Recently, we used Morningstar CPMS to look for Canadian companies that have really good revenue and have been able to translate that into better earnings growth. Today, we repeat the exercise – this time for U.S.-listed names.
With so much uncertainty coming from geopolitical risk, unexpectedly high inflation and rising interest rates, some investors fear a recession may be around the corner. During the current market volatility, it can be even more important to focus on corporate fundamentals. Revenue growth, for example, can eventually lead to higher bottom-line growth if expenses have been managed properly. We also want companies that have their debt levels under control because higher interest rates can create more liquidity and solvency risks.
CPMS will adjust earnings per share in order to remove non-recurring items that can lead to misguided conclusions. For example, in calculating annual earnings momentum in today’s screen, CPMS adjusted Pioneer Natural Resources Co. earnings upward by about 84 per cent after removing items such as gains from derivatives and losses from the disposal of assets.

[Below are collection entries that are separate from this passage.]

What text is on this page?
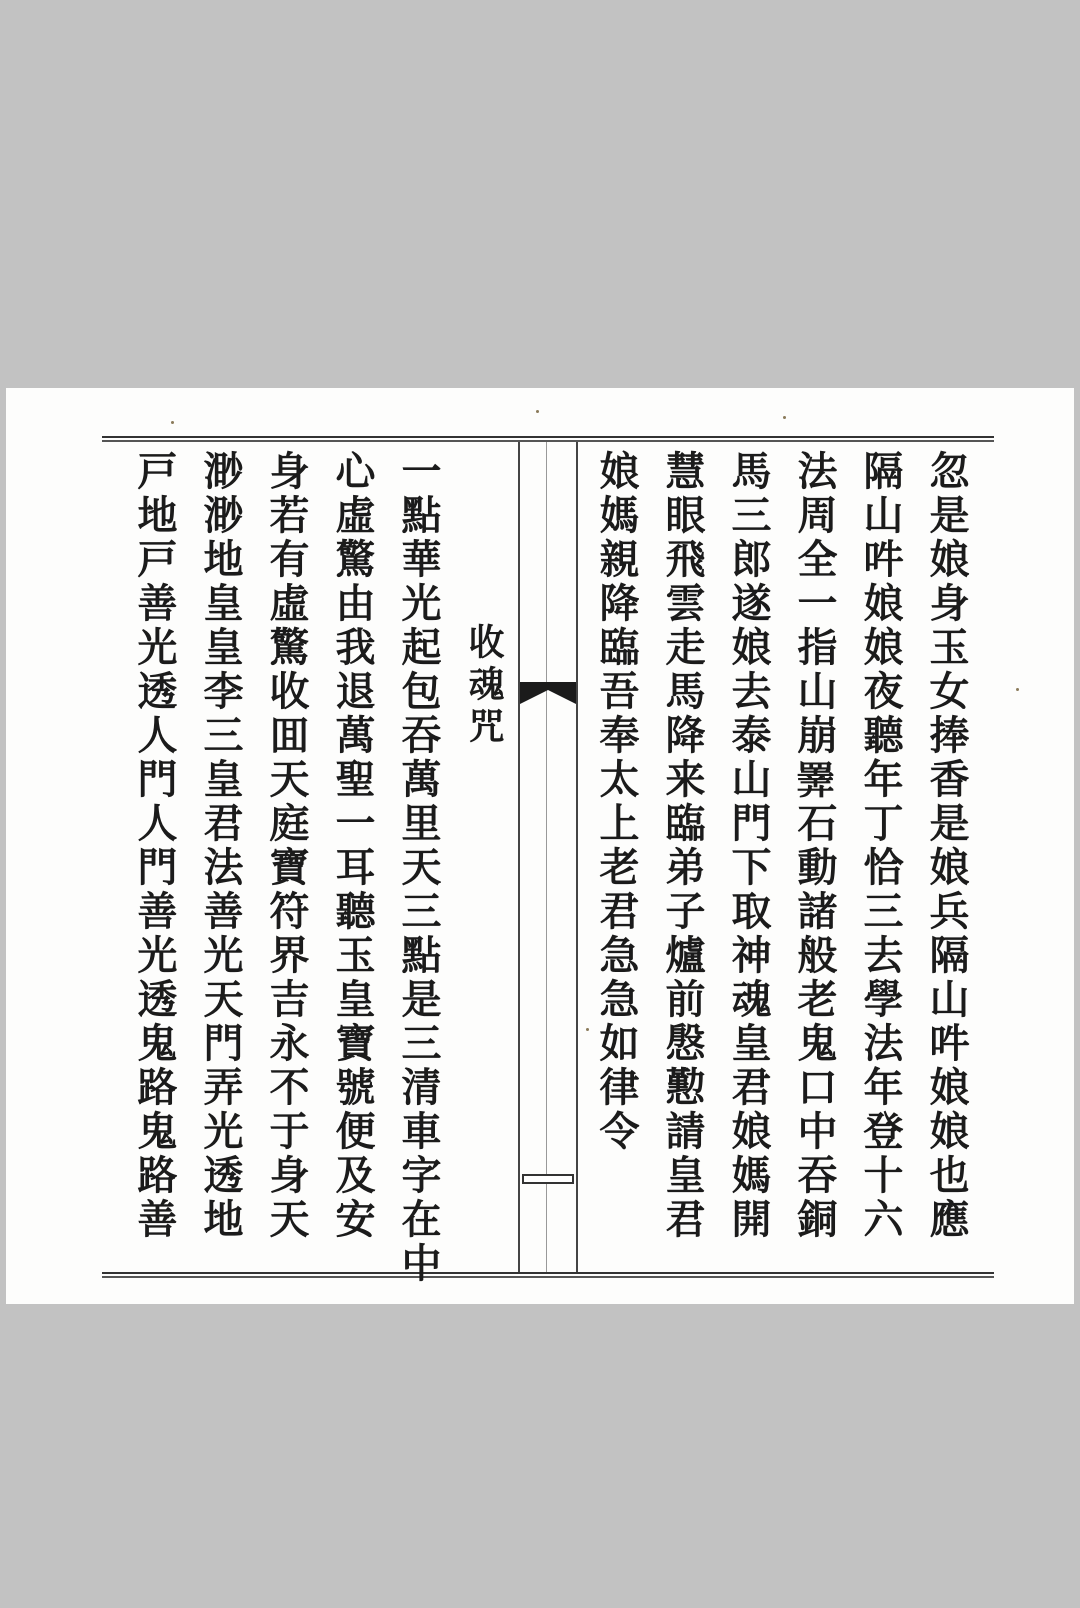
忽是娘身玉女捧香是娘兵隔山吽娘娘也應
隔山吽娘娘夜聽年丁恰三去學法年登十六
法周全一指山崩𢍰石動諸般老鬼口中吞銅
馬三郎遂娘去泰山門下取神魂皇君娘媽開
慧眼飛雲走馬降来臨弟子爐前慇懃請皇君
娘媽親降臨吾奉太上老君急急如律令
收魂咒
一點華光起包吞萬里天三點是三清車字在中
心虛驚由我退萬聖一耳聽玉皇寶號便及安
身若有虛驚收囬天庭寶符界吉永不于身天
渺渺地皇皇李三皇君法善光天門弄光透地
戸地戸善光透人門人門善光透鬼路鬼路善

Eliminating these non-essential items makes it easier to compare net income between different companies and throughout different time periods.

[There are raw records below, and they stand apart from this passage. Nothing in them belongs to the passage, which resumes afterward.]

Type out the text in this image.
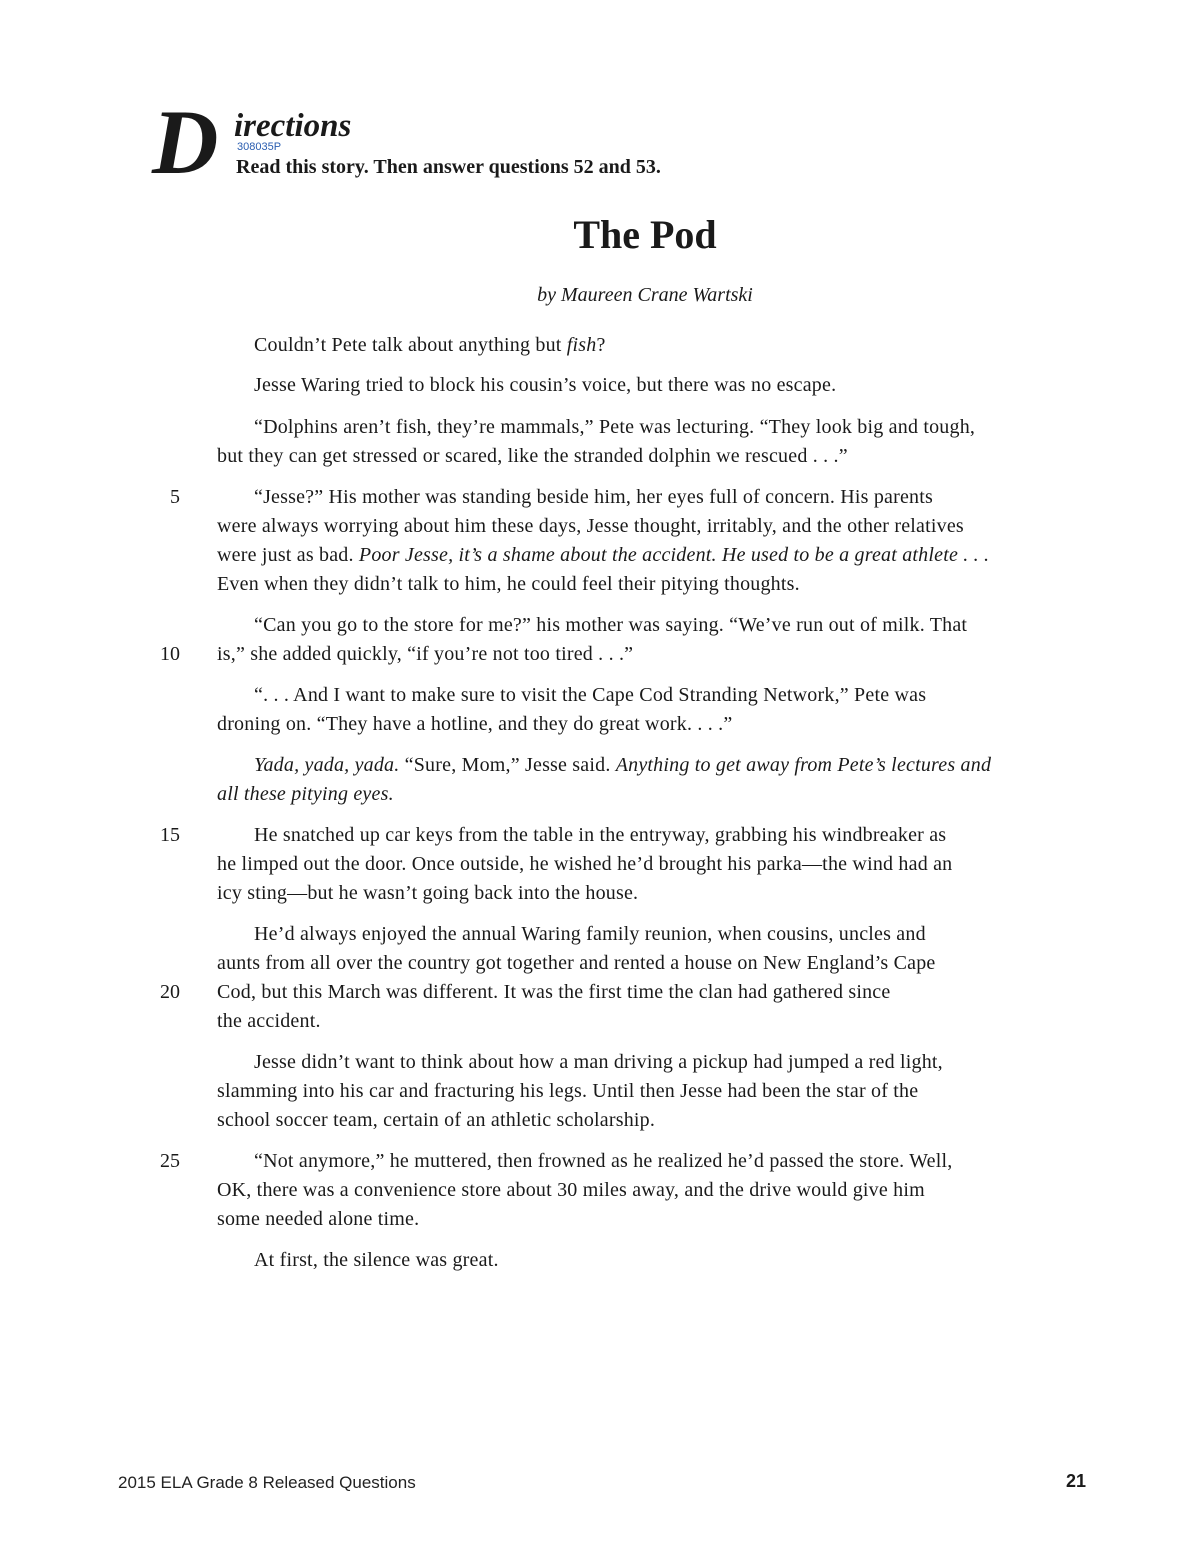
D irections
308035P
Read this story. Then answer questions 52 and 53.
The Pod
by Maureen Crane Wartski
Couldn’t Pete talk about anything but fish?
Jesse Waring tried to block his cousin’s voice, but there was no escape.
“Dolphins aren’t fish, they’re mammals,” Pete was lecturing. “They look big and tough,
but they can get stressed or scared, like the stranded dolphin we rescued . . .”
“Jesse?” His mother was standing beside him, her eyes full of concern. His parents
were always worrying about him these days, Jesse thought, irritably, and the other relatives
were just as bad. Poor Jesse, it’s a shame about the accident. He used to be a great athlete . . .
Even when they didn’t talk to him, he could feel their pitying thoughts.
“Can you go to the store for me?” his mother was saying. “We’ve run out of milk. That
is,” she added quickly, “if you’re not too tired . . .”
“. . . And I want to make sure to visit the Cape Cod Stranding Network,” Pete was
droning on. “They have a hotline, and they do great work. . . .”
Yada, yada, yada. “Sure, Mom,” Jesse said. Anything to get away from Pete’s lectures and
all these pitying eyes.
He snatched up car keys from the table in the entryway, grabbing his windbreaker as
he limped out the door. Once outside, he wished he’d brought his parka—the wind had an
icy sting—but he wasn’t going back into the house.
He’d always enjoyed the annual Waring family reunion, when cousins, uncles and
aunts from all over the country got together and rented a house on New England’s Cape
Cod, but this March was different. It was the first time the clan had gathered since
the accident.
Jesse didn’t want to think about how a man driving a pickup had jumped a red light,
slamming into his car and fracturing his legs. Until then Jesse had been the star of the
school soccer team, certain of an athletic scholarship.
“Not anymore,” he muttered, then frowned as he realized he’d passed the store. Well,
OK, there was a convenience store about 30 miles away, and the drive would give him
some needed alone time.
At first, the silence was great.
5
10
15
20
25
2015 ELA Grade 8 Released Questions	21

Furthermore, we screened for return on equity, an important factor to assess financial performance; ROE can be broken down into other key company metrics, including net profit margin, return on assets and leverage.
We used two different momentum factors to take advantage of stocks that are trending in the right direction. Stocks trading near their 12-month high have tended to continue to perform well, and we used the three-month relative strength of the stock price to find companies that are outperforming the market. (A company that has a three-month relative strength of 60, for example, has performed better than 60 per cent of the other companies in our database over that period.)
Lastly, we used the Morningstar Quantitative Financial Health Score, which is a proprietary factor that measures the probability that a firm will fall into financial distress. It uses a predictive model designed to anticipate when a company may default on its financial obligations. The average score of all companies in our database is 0.62; a perfect (or most financially healthy) score would be 1.0.
The investment process started off with all 2,015 American stocks in our CPMS database. Then we ranked our stocks according to the market capitalization, annual sales momentum and earnings momentum (that is, the percentage change in latest four quarters versus one year ago), and the price relative to the three-month average for the CPMS database.
Next, we applied five screens to create our list of stocks:
- Market capitalization above US$1.8-billion;
- Forward return on equity above 20 per cent;
- Price decline of less than 20 per cent from the stock’s 12-month high;
- Morningstar Quantitative Financial Health Score of 0.62 or higher;
- Price relative to three-month average greater than 50.
What we found
We used CPMS to back-test the strategy from January, 2006, to January, 2021. During this process, a maximum of 15 stocks were purchased and weighted according to their rank. The portfolio is rebalanced monthly and the strategy produced an annualized total return of 15.4 per cent since inception whereas the S&P 500 Total Return Index rose 10.2 per cent on the same basis. Today, the top 15 stocks that qualify for purchase into the strategy are listed in the accompanying table.
As always, investors are encouraged to conduct their own independent research before purchasing any of the investments listed here.
Phil Dabo, MFin, is a vice-president of business development at Morningstar Research Inc.